Geologie. – Mag auch Hollywood gerade in einem Special-Effects-Reißer eine Rettungsmission ins Innere der Erde geschickt haben - sich zum Erdkern aus glühender Lava vorzuarbeiten, wird wohl ein unerfüllbarer Traum bleiben. Nur an einigen Stellen auf unserem Planeten gibt es Kanäle zwischen dem Erdinneren und der Kruste, der Oberfläche: Vulkane erlauben einen indirekten Blick ins Innere. Von speziellem Interesse sind dabei Lavaseen. Von denen gibt es weltweit nur drei, die permanent aktiv sind. Einer davon, Erta Ale genannt, befindet sich im Norden Äthiopiens. Seit langem wissen die Forscher, daß an diesem Ort ein so genannter Hot Spot vorliegt: eine bedeutende thermische Anomalie, die vom Erdinneren ausgeht. Eine heiße Stelle, die von den Kontinentalplatten am Ausbruch gehindert wird. Ende März nun hat eine französisch-italienische Forschungsmission, unter Leitung des CNRS und des Pariser Instituts für Geophysik, zehn Tage lang Erta Ale studiert.

    Von Suzanne Krause

    Erta Ale bedeutet: rauchender Berg. Und der äthiopische Vulkan mit seinem kraterförmigen Lavasee, auf einer Bergkette inmitten von salzüberkrusteten Ebenen angesiedelt, macht seinem Namen alle Ehre. Der erste Eindruck ist überwältigend, beschreibt Eric Humler, Leiter der wissenschaftlichen Mission:

    Wir sind bei der Ankunft mit dem Helikopter über den Lavasee geflogen und haben ihn von weit oben gesehen. Er stößt eine enorme, dicke Rauchwolke aus, die die ganze Gegend überzieht. Das ist sehr beeindruckend, man befindet sich mitten in der Wüste, es ist heiß, trocken und dann überall diese Rauchschwaden. Diese Gasausstöße haben mich sehr überrascht. Von Zeit zu Zeit gingen wahre Wolken von Schwefel und Chlor auf uns nieder. Nachts beispielsweise, da wurden wir im Camp dann hustend wach. Außerdem macht der Vulkan ganz schön Krach. Und nachts erhellt er die Wolken am Himmel mit einem glühend-roten Schein, ein fantastischer Anblick.

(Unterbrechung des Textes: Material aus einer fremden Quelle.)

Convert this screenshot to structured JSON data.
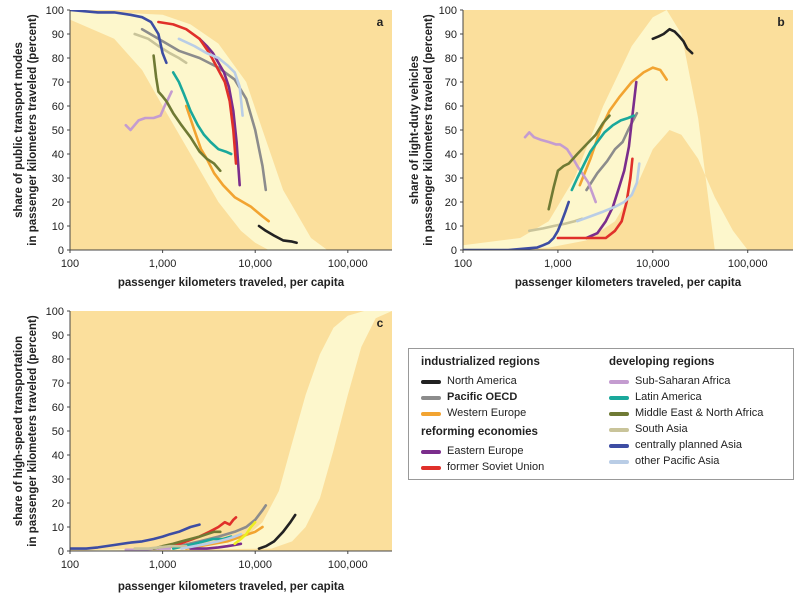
{
  "colors": {
    "background_band": "#fbdf9c",
    "envelope": "#fdf7cc",
    "North America": "#222222",
    "Pacific OECD": "#8c8c8c",
    "Western Europe": "#f2a431",
    "Eastern Europe": "#7b2d8c",
    "former Soviet Union": "#e0302a",
    "Sub-Saharan Africa": "#c49cd0",
    "Latin America": "#1aa89b",
    "Middle East & North Africa": "#6f7a34",
    "South Asia": "#c9c49a",
    "centrally planned Asia": "#3d4da3",
    "other Pacific Asia": "#b9cde6",
    "highlight": "#eeee22"
  },
  "legend": {
    "industrialized_title": "industrialized regions",
    "industrialized": [
      "North America",
      "Pacific OECD",
      "Western Europe"
    ],
    "reforming_title": "reforming economies",
    "reforming": [
      "Eastern Europe",
      "former Soviet Union"
    ],
    "developing_title": "developing regions",
    "developing": [
      "Sub-Saharan Africa",
      "Latin America",
      "Middle East & North Africa",
      "South Asia",
      "centrally planned Asia",
      "other Pacific Asia"
    ]
  },
  "chart_data": [
    {
      "panel": "a",
      "type": "line",
      "xlabel": "passenger kilometers traveled, per capita",
      "ylabel": [
        "share of public transport modes",
        "in passenger kilometers traveled (percent)"
      ],
      "x_scale": "log",
      "xlim": [
        100,
        300000
      ],
      "ylim": [
        0,
        100
      ],
      "x_ticks": [
        "100",
        "1,000",
        "10,000",
        "100,000"
      ],
      "y_ticks": [
        0,
        10,
        20,
        30,
        40,
        50,
        60,
        70,
        80,
        90,
        100
      ],
      "series": [
        {
          "name": "North America",
          "x": [
            11000,
            13000,
            16000,
            20000,
            25000,
            28000
          ],
          "y": [
            10,
            8,
            6,
            4,
            3.5,
            3
          ]
        },
        {
          "name": "Pacific OECD",
          "x": [
            600,
            900,
            1500,
            2500,
            4000,
            6000,
            8000,
            10000,
            12000,
            13000
          ],
          "y": [
            92,
            88,
            83,
            80,
            76,
            71,
            63,
            50,
            35,
            25
          ]
        },
        {
          "name": "Western Europe",
          "x": [
            1800,
            2200,
            2600,
            3000,
            3600,
            4500,
            6000,
            9000,
            12000,
            14000
          ],
          "y": [
            60,
            50,
            42,
            38,
            32,
            27,
            22,
            18,
            14,
            12
          ]
        },
        {
          "name": "Eastern Europe",
          "x": [
            2500,
            3000,
            3500,
            4000,
            4600,
            5200,
            5800,
            6300,
            6800
          ],
          "y": [
            88,
            85,
            82,
            78,
            74,
            68,
            58,
            45,
            27
          ]
        },
        {
          "name": "former Soviet Union",
          "x": [
            900,
            1300,
            1800,
            2500,
            3200,
            4000,
            4700,
            5300,
            5800,
            6200
          ],
          "y": [
            95,
            94,
            92,
            88,
            82,
            75,
            70,
            62,
            50,
            36
          ]
        },
        {
          "name": "Sub-Saharan Africa",
          "x": [
            400,
            450,
            550,
            650,
            800,
            950,
            1050,
            1150,
            1250
          ],
          "y": [
            52,
            50,
            54,
            55,
            55,
            56,
            60,
            63,
            66
          ]
        },
        {
          "name": "Latin America",
          "x": [
            1300,
            1500,
            1700,
            2000,
            2400,
            2800,
            3300,
            4000,
            4800,
            5500
          ],
          "y": [
            74,
            70,
            65,
            58,
            52,
            48,
            45,
            42,
            41,
            40
          ]
        },
        {
          "name": "Middle East & North Africa",
          "x": [
            800,
            850,
            900,
            1000,
            1100,
            1300,
            1600,
            2000,
            2500,
            3000,
            3600,
            4200
          ],
          "y": [
            81,
            72,
            66,
            64,
            62,
            57,
            52,
            47,
            41,
            38,
            36,
            33
          ]
        },
        {
          "name": "South Asia",
          "x": [
            500,
            700,
            900,
            1200,
            1500,
            1800
          ],
          "y": [
            90,
            88,
            85,
            82,
            80,
            78
          ]
        },
        {
          "name": "centrally planned Asia",
          "x": [
            100,
            200,
            300,
            450,
            600,
            750,
            900,
            1000,
            1100
          ],
          "y": [
            100,
            99,
            99,
            98,
            97,
            95,
            90,
            82,
            78
          ]
        },
        {
          "name": "other Pacific Asia",
          "x": [
            1500,
            2200,
            3000,
            4000,
            5000,
            6000,
            6800,
            7300
          ],
          "y": [
            88,
            85,
            82,
            80,
            77,
            74,
            68,
            56
          ]
        }
      ],
      "envelope": {
        "upper": {
          "x": [
            100,
            1000,
            2000,
            4000,
            8000,
            12000,
            20000,
            40000,
            60000
          ],
          "y": [
            100,
            98,
            94,
            86,
            70,
            50,
            25,
            5,
            0
          ]
        },
        "lower": {
          "x": [
            100,
            300,
            600,
            1000,
            2000,
            4000,
            7000,
            10000,
            14000
          ],
          "y": [
            96,
            88,
            75,
            60,
            40,
            20,
            8,
            3,
            0
          ]
        }
      }
    },
    {
      "panel": "b",
      "type": "line",
      "xlabel": "passenger kilometers traveled, per capita",
      "ylabel": [
        "share of light-duty vehicles",
        "in passenger kilometers traveled (percent)"
      ],
      "x_scale": "log",
      "xlim": [
        100,
        300000
      ],
      "ylim": [
        0,
        100
      ],
      "x_ticks": [
        "100",
        "1,000",
        "10,000",
        "100,000"
      ],
      "y_ticks": [
        0,
        10,
        20,
        30,
        40,
        50,
        60,
        70,
        80,
        90,
        100
      ],
      "series": [
        {
          "name": "North America",
          "x": [
            10000,
            11500,
            13000,
            15000,
            17000,
            19000,
            21000,
            23000,
            26000
          ],
          "y": [
            88,
            89,
            90,
            92,
            91,
            89,
            87,
            84,
            82
          ]
        },
        {
          "name": "Pacific OECD",
          "x": [
            2000,
            2600,
            3300,
            4000,
            4800,
            5500,
            6200,
            6800
          ],
          "y": [
            25,
            32,
            37,
            42,
            45,
            50,
            54,
            57
          ]
        },
        {
          "name": "Western Europe",
          "x": [
            1700,
            2200,
            2800,
            3500,
            4500,
            6000,
            8000,
            10000,
            12000,
            14000
          ],
          "y": [
            27,
            38,
            50,
            58,
            64,
            70,
            74,
            76,
            75,
            71
          ]
        },
        {
          "name": "Eastern Europe",
          "x": [
            2000,
            2600,
            3200,
            3800,
            4400,
            5000,
            5600,
            6100,
            6700
          ],
          "y": [
            5,
            7,
            12,
            18,
            26,
            33,
            43,
            56,
            70
          ]
        },
        {
          "name": "former Soviet Union",
          "x": [
            1000,
            1300,
            1800,
            2500,
            3200,
            4000,
            4700,
            5300,
            5800,
            6100
          ],
          "y": [
            5,
            5,
            5,
            5,
            5,
            8,
            12,
            20,
            30,
            38
          ]
        },
        {
          "name": "Sub-Saharan Africa",
          "x": [
            450,
            500,
            560,
            650,
            800,
            950,
            1050,
            1150,
            1250,
            1400,
            1600,
            1800,
            2100,
            2500
          ],
          "y": [
            47,
            49,
            47,
            46,
            45,
            44,
            44,
            43,
            42,
            39,
            35,
            32,
            28,
            20
          ]
        },
        {
          "name": "Latin America",
          "x": [
            1400,
            1600,
            1900,
            2200,
            2600,
            3100,
            3800,
            4600,
            5500,
            6300
          ],
          "y": [
            25,
            30,
            36,
            41,
            45,
            49,
            52,
            54,
            55,
            56
          ]
        },
        {
          "name": "Middle East & North Africa",
          "x": [
            800,
            900,
            1000,
            1150,
            1300,
            1600,
            2000,
            2500,
            3000,
            3500
          ],
          "y": [
            17,
            26,
            33,
            35,
            36,
            40,
            44,
            48,
            53,
            56
          ]
        },
        {
          "name": "South Asia",
          "x": [
            500,
            700,
            900,
            1200,
            1500,
            1800
          ],
          "y": [
            8,
            9,
            10,
            11,
            12,
            13
          ]
        },
        {
          "name": "centrally planned Asia",
          "x": [
            100,
            300,
            600,
            700,
            800,
            900,
            1000,
            1100,
            1200,
            1300
          ],
          "y": [
            0,
            0,
            1,
            2,
            3,
            5,
            8,
            12,
            16,
            20
          ]
        },
        {
          "name": "other Pacific Asia",
          "x": [
            1600,
            2200,
            3000,
            4000,
            5000,
            6000,
            6800,
            7200
          ],
          "y": [
            12,
            14,
            16,
            18,
            20,
            23,
            28,
            36
          ]
        }
      ],
      "envelope": {
        "upper": {
          "x": [
            100,
            400,
            800,
            1500,
            3000,
            6000,
            10000,
            14000,
            20000,
            30000,
            45000
          ],
          "y": [
            2,
            5,
            12,
            30,
            60,
            85,
            97,
            100,
            90,
            55,
            0
          ]
        },
        "lower": {
          "x": [
            100,
            800,
            2000,
            4000,
            7000,
            10000,
            15000,
            20000,
            30000,
            45000,
            70000,
            100000
          ],
          "y": [
            0,
            1,
            4,
            12,
            28,
            42,
            50,
            48,
            38,
            22,
            8,
            0
          ]
        }
      }
    },
    {
      "panel": "c",
      "type": "line",
      "xlabel": "passenger kilometers traveled, per capita",
      "ylabel": [
        "share of high-speed transportation",
        "in passenger kilometers traveled (percent)"
      ],
      "x_scale": "log",
      "xlim": [
        100,
        300000
      ],
      "ylim": [
        0,
        100
      ],
      "x_ticks": [
        "100",
        "1,000",
        "10,000",
        "100,000"
      ],
      "y_ticks": [
        0,
        10,
        20,
        30,
        40,
        50,
        60,
        70,
        80,
        90,
        100
      ],
      "series": [
        {
          "name": "North America",
          "x": [
            11000,
            13000,
            16000,
            20000,
            24000,
            27000
          ],
          "y": [
            1,
            2,
            4,
            8,
            12,
            15
          ]
        },
        {
          "name": "Pacific OECD",
          "x": [
            1500,
            2500,
            4000,
            6000,
            8000,
            10000,
            12000,
            13000
          ],
          "y": [
            2,
            4,
            6,
            8,
            10,
            13,
            17,
            19
          ]
        },
        {
          "name": "Western Europe",
          "x": [
            1800,
            2500,
            3500,
            5000,
            7000,
            10000,
            12000
          ],
          "y": [
            1,
            2,
            3,
            4,
            6,
            8,
            10
          ]
        },
        {
          "name": "Eastern Europe",
          "x": [
            2000,
            3000,
            4000,
            5000,
            6000,
            7000
          ],
          "y": [
            1,
            1,
            1.5,
            2,
            2.5,
            3
          ]
        },
        {
          "name": "former Soviet Union",
          "x": [
            900,
            1300,
            1800,
            2500,
            3200,
            4000,
            4700,
            5300,
            5800,
            6200
          ],
          "y": [
            1,
            2,
            4,
            6,
            8,
            10,
            12,
            11,
            13,
            14
          ]
        },
        {
          "name": "Sub-Saharan Africa",
          "x": [
            400,
            600,
            800,
            1000,
            1200
          ],
          "y": [
            0.5,
            0.5,
            1,
            1,
            1
          ]
        },
        {
          "name": "Latin America",
          "x": [
            1300,
            1700,
            2200,
            2800,
            3500,
            4500,
            5500
          ],
          "y": [
            1,
            2,
            3,
            4,
            5,
            5,
            6
          ]
        },
        {
          "name": "Middle East & North Africa",
          "x": [
            800,
            1000,
            1300,
            1600,
            2000,
            2500,
            3000,
            3600,
            4200
          ],
          "y": [
            1,
            2,
            3,
            4,
            5,
            6,
            7,
            8,
            8
          ]
        },
        {
          "name": "South Asia",
          "x": [
            500,
            700,
            900,
            1200,
            1500,
            1800
          ],
          "y": [
            1,
            1,
            1.5,
            2,
            2,
            2
          ]
        },
        {
          "name": "centrally planned Asia",
          "x": [
            100,
            150,
            200,
            300,
            450,
            600,
            800,
            1000,
            1200,
            1500,
            2000,
            2500
          ],
          "y": [
            1,
            1,
            1.5,
            2.5,
            3.5,
            4,
            5,
            6,
            7,
            8,
            10,
            11
          ]
        },
        {
          "name": "other Pacific Asia",
          "x": [
            1600,
            2200,
            3000,
            4000,
            5000,
            6000,
            7000
          ],
          "y": [
            1,
            2,
            3,
            4,
            5,
            6,
            7
          ]
        },
        {
          "name": "highlight",
          "x": [
            6000,
            7000,
            8000,
            9000,
            10000
          ],
          "y": [
            3,
            5,
            7,
            10,
            12
          ]
        }
      ],
      "envelope": {
        "upper": {
          "x": [
            100,
            3000,
            8000,
            12000,
            18000,
            25000,
            35000,
            50000,
            70000,
            100000,
            150000
          ],
          "y": [
            0,
            2,
            6,
            12,
            25,
            45,
            65,
            82,
            93,
            98,
            100
          ]
        },
        "lower": {
          "x": [
            100,
            15000,
            25000,
            35000,
            50000,
            70000,
            100000,
            140000,
            200000,
            300000
          ],
          "y": [
            0,
            1,
            4,
            10,
            22,
            42,
            65,
            85,
            97,
            100
          ]
        }
      }
    }
  ]
}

    Im Vulkansee variieren die Temperaturen zwischen 400 und bis zu 1.200 Grad. Erstaunlicherweise strahlt diese Hitze nicht sehr weit ab. Mit unterschiedlichen Untersuchungsprogrammen gingen die Forscher Erta Ale auf den Grund: sie entnahmen Gesteinsproben in nächster Nähe des Vulkans, um die chemische Zusammensetzung dieser seit langem abgekühlten Lavaschichten zu bestimmen. Sie zapften ihm Gasproben ab fürs Labor. Sie zeichneten den Krach der Gasblasen auf, die an der Seeoberfläche zerplatzen, das erlaubt Rückschlüsse über die Tiefe und Größe des Vulkansees. Und sie führten, eine Premiere, geophysikalische Messungen durch. Humler:

    Wir pflanzten Seismometer rund um den Vulkan auf , um die Bodenbewegungen, die kleinen Erdstöße zu messen. Während der 10 Tage unserer Mission dort gelang es uns, um die 20 Erdstöße zu registrieren, zwei davon spürten wir am eigenen Leib. Dank dieser Aufzeichnungen können wir nun im Computer ein dreidimensionales Bild des so genannten Magma-Reservoirs unterhalb des Vulkansees erstellen. Herausfinden, ob es sich um eine kleine oder um eine große Magma-Tasche handelt.

    Die entnommenen Proben werden nun im Labor untersucht. Bestimmt werden soll beispielsweise, ob die chemische Zusammensetzung der Lava sich im Laufe der Zeit veränderte oder nicht. Eine Beobachtung gibt den Forschern noch große Rätsel auf: seit der Vulkansee Anfang letzten Jahrhunderts erstmals wissenschaftlich beschrieben wurde, ist sein Lavastand um zehn Meter gefallen. Humler:

    Die Gründe dafür sind für uns noch ein Geheimnis. In den zehn Tagen unserer Mission sank der Pegel um einen Meter, das ist ziemlich beachtlich. Ebenso hätte die Lavamasse vehement ansteigen können.

    Ganz leicht erklären kann Missionsleiter Eric Humler hingegen, warum er als Ozeanograph nun in der Wüste gearbeitet hat:

    Erta Ale ist eine Stelle, an der die heißen Ströme aus dem Erdinneren sich einen Durchbruch zur Erdkruste suchen. Der Erdmantel ist dabei, an dieser Stelle auseinander zureißen. Wir erleben also die Anfänge einer Ozeanbildung. Und können studieren, wie aus einem Hot Spot mal ein Ozean entstehen wird, wie das beim Atlantik, dem Pazifik oder dem Indischen Ozean der Fall war. Allerdings dauert der Vorgang mindestens 10 Millionen Jahre. Wir werden also nicht mehr dasein, um überprüfen zu können, ob wir mit unseren entsprechenden Theorien Recht hatten.